In a pump or hydraulic system, a more viscous liquid can reduce leakage through small clearances. It can require more pumping power.
Food factories face similar choices when moving syrup, chocolate, or sauces through pipes. Viscosity affects how easily a tank mixes, how quickly bubbles rise, and whether a product can be filled into containers at a steady rate.
Temperature must be treated as part of every viscosity value. A number measured in a laboratory is incomplete unless the temperature is known. Engine oil that flows well in a warm engine can be much harder to move on a winter morning.
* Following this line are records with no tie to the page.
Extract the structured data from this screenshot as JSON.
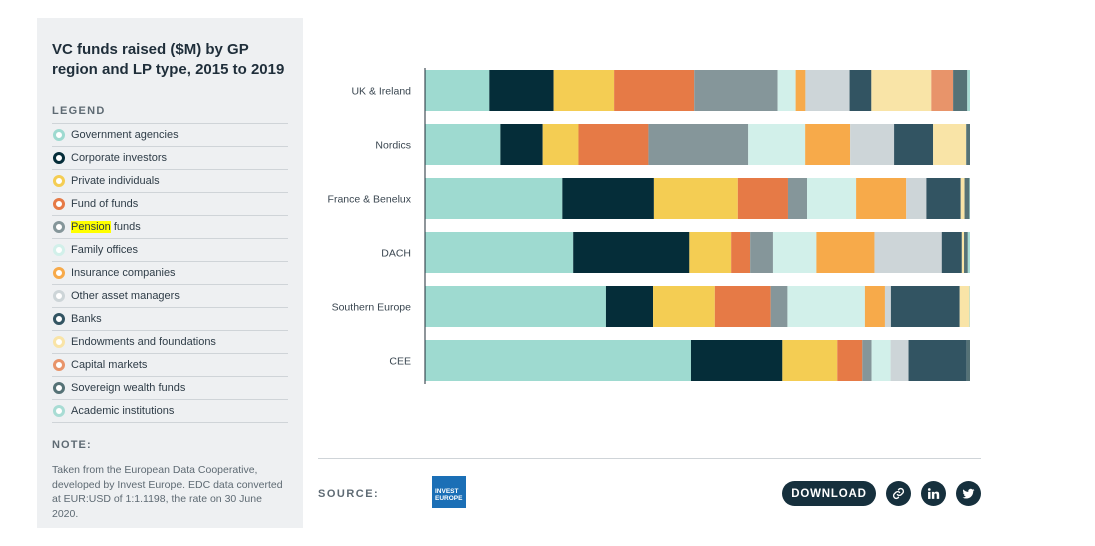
{
  "panel": {
    "title": "VC funds raised ($M) by GP region and LP type, 2015 to 2019",
    "legend_heading": "LEGEND",
    "note_heading": "NOTE:",
    "note_text": "Taken from the European Data Cooperative, developed by Invest Europe. EDC data converted at EUR:USD of 1:1.1198, the rate on 30 June 2020."
  },
  "legend": [
    {
      "label": "Government agencies",
      "color": "#9edad0"
    },
    {
      "label": "Corporate investors",
      "color": "#052d39"
    },
    {
      "label": "Private individuals",
      "color": "#f4cd53"
    },
    {
      "label": "Fund of funds",
      "color": "#e67a46"
    },
    {
      "label": "Pension funds",
      "color": "#85969a",
      "highlight": "Pension"
    },
    {
      "label": "Family offices",
      "color": "#d2f0ea"
    },
    {
      "label": "Insurance companies",
      "color": "#f7aa4a"
    },
    {
      "label": "Other asset managers",
      "color": "#cdd5d8"
    },
    {
      "label": "Banks",
      "color": "#325462"
    },
    {
      "label": "Endowments and foundations",
      "color": "#f9e4a7"
    },
    {
      "label": "Capital markets",
      "color": "#e8946a"
    },
    {
      "label": "Sovereign wealth funds",
      "color": "#557276"
    },
    {
      "label": "Academic institutions",
      "color": "#a8dcd4"
    }
  ],
  "chart_data": {
    "type": "bar",
    "orientation": "horizontal",
    "stacked": "100%",
    "categories": [
      "UK & Ireland",
      "Nordics",
      "France & Benelux",
      "DACH",
      "Southern Europe",
      "CEE"
    ],
    "series": [
      {
        "name": "Government agencies",
        "values": [
          11.8,
          13.9,
          25.2,
          27.3,
          33.4,
          48.9
        ]
      },
      {
        "name": "Corporate investors",
        "values": [
          11.8,
          7.8,
          16.8,
          21.4,
          8.7,
          16.8
        ]
      },
      {
        "name": "Private individuals",
        "values": [
          11.1,
          6.6,
          15.4,
          7.7,
          11.4,
          10.1
        ]
      },
      {
        "name": "Fund of funds",
        "values": [
          14.7,
          12.9,
          9.2,
          3.5,
          10.3,
          4.6
        ]
      },
      {
        "name": "Pension funds",
        "values": [
          15.3,
          18.4,
          3.5,
          4.2,
          3.1,
          1.7
        ]
      },
      {
        "name": "Family offices",
        "values": [
          3.3,
          10.5,
          9.0,
          8.0,
          14.3,
          3.5
        ]
      },
      {
        "name": "Insurance companies",
        "values": [
          1.8,
          8.3,
          9.2,
          10.7,
          3.7,
          0
        ]
      },
      {
        "name": "Other asset managers",
        "values": [
          8.1,
          8.1,
          3.7,
          12.4,
          1.1,
          3.3
        ]
      },
      {
        "name": "Banks",
        "values": [
          4.0,
          7.2,
          6.3,
          3.7,
          12.7,
          10.7
        ]
      },
      {
        "name": "Endowments and foundations",
        "values": [
          11.0,
          6.1,
          0.7,
          0.4,
          1.8,
          0
        ]
      },
      {
        "name": "Capital markets",
        "values": [
          4.0,
          0,
          0,
          0,
          0,
          0
        ]
      },
      {
        "name": "Sovereign wealth funds",
        "values": [
          2.6,
          0.7,
          0.9,
          0.7,
          0,
          0.6
        ]
      },
      {
        "name": "Academic institutions",
        "values": [
          0.5,
          0,
          0.1,
          0.4,
          0.1,
          0
        ]
      }
    ],
    "xlim": [
      0,
      100
    ],
    "grid": false
  },
  "footer": {
    "source_label": "SOURCE:",
    "logo_text": "INVEST EUROPE",
    "download_label": "DOWNLOAD"
  },
  "icons": {
    "link": "link-icon",
    "linkedin": "linkedin-icon",
    "twitter": "twitter-icon"
  }
}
Air becomes more resistant to shear as it warms, which is less intuitive because many students expect every fluid to thin when heated. Another important limit is that not every fluid follows the Newtonian model. Paint may become easier to spread when stirred.
Toothpaste can behave like a solid until enough force is applied. Blood changes its flow behaviour with conditions.
When solving school problems, first identify whether the fluid can reasonably be treated as Newtonian, keep units consistent, and distinguish dynamic viscosity from kinematic viscosity. Density is needed when converting between them.
Key Facts
- Newtonian fluid law: tau = mu du/dy
- Shear rate between parallel plates: du/dy = U/h when the velocity profile is linear
- Shear stress for plate flow: tau = mu U/h
- Dynamic viscosity mu has SI units Pa s, which is the same as N s/m^2
- Kinematic viscosity: nu = mu/rho, with SI units m^2/s
- For most liquids, viscosity decreases as temperature increases, while for gases, viscosity usually increases as temperature increases
Vocabulary
- Dynamic viscosity
- Dynamic viscosity is the proportionality constant between shear stress and shear rate in a Newtonian fluid.
- Kinematic viscosity
- Kinematic viscosity is dynamic viscosity divided by density and describes how quickly momentum diffuses through a fluid.
- Shear stress
- Shear stress is the tangential force per unit area applied parallel to a fluid layer.
- Shear rate
- Shear rate is the change in fluid velocity with distance perpendicular to the flow direction.
- Newtonian fluid
- A Newtonian fluid is a fluid whose viscosity stays constant as shear rate changes at a fixed temperature and pressure.
Common Mistakes to Avoid
- Confusing dynamic viscosity and kinematic viscosity: dynamic viscosity measures resistance to shear, while kinematic viscosity equals mu/rho and includes the effect of density.
- Using tau = mu U instead of tau = mu U/h: the plate spacing matters because shear stress depends on the velocity gradient, not just the plate speed.
- Assuming every fluid is Newtonian: paints, blood, ketchup, and polymer solutions often change apparent viscosity with shear rate, so tau may not be proportional to du/dy.
- Ignoring temperature effects: viscosity values are temperature dependent, so calculations using tabulated data must match the fluid temperature.
Practice Questions
- 1 A 0.002 m thick layer of oil is between a fixed lower plate and a top plate moving at 0.60 m/s. If mu = 0.25 Pa s, find the shear rate and the shear stress on the plate.
- 2 A fluid has dynamic viscosity mu = 0.0012 Pa s and density rho = 850 kg/m^3. Calculate its kinematic viscosity in m^2/s.
- 3 Two fluids are tested in the same parallel-plate device at constant temperature. Fluid A gives a straight-line graph of shear stress versus shear rate through the origin, while Fluid B gives a curved graph. Explain which fluid is Newtonian and what the graph shape tells you about viscosity.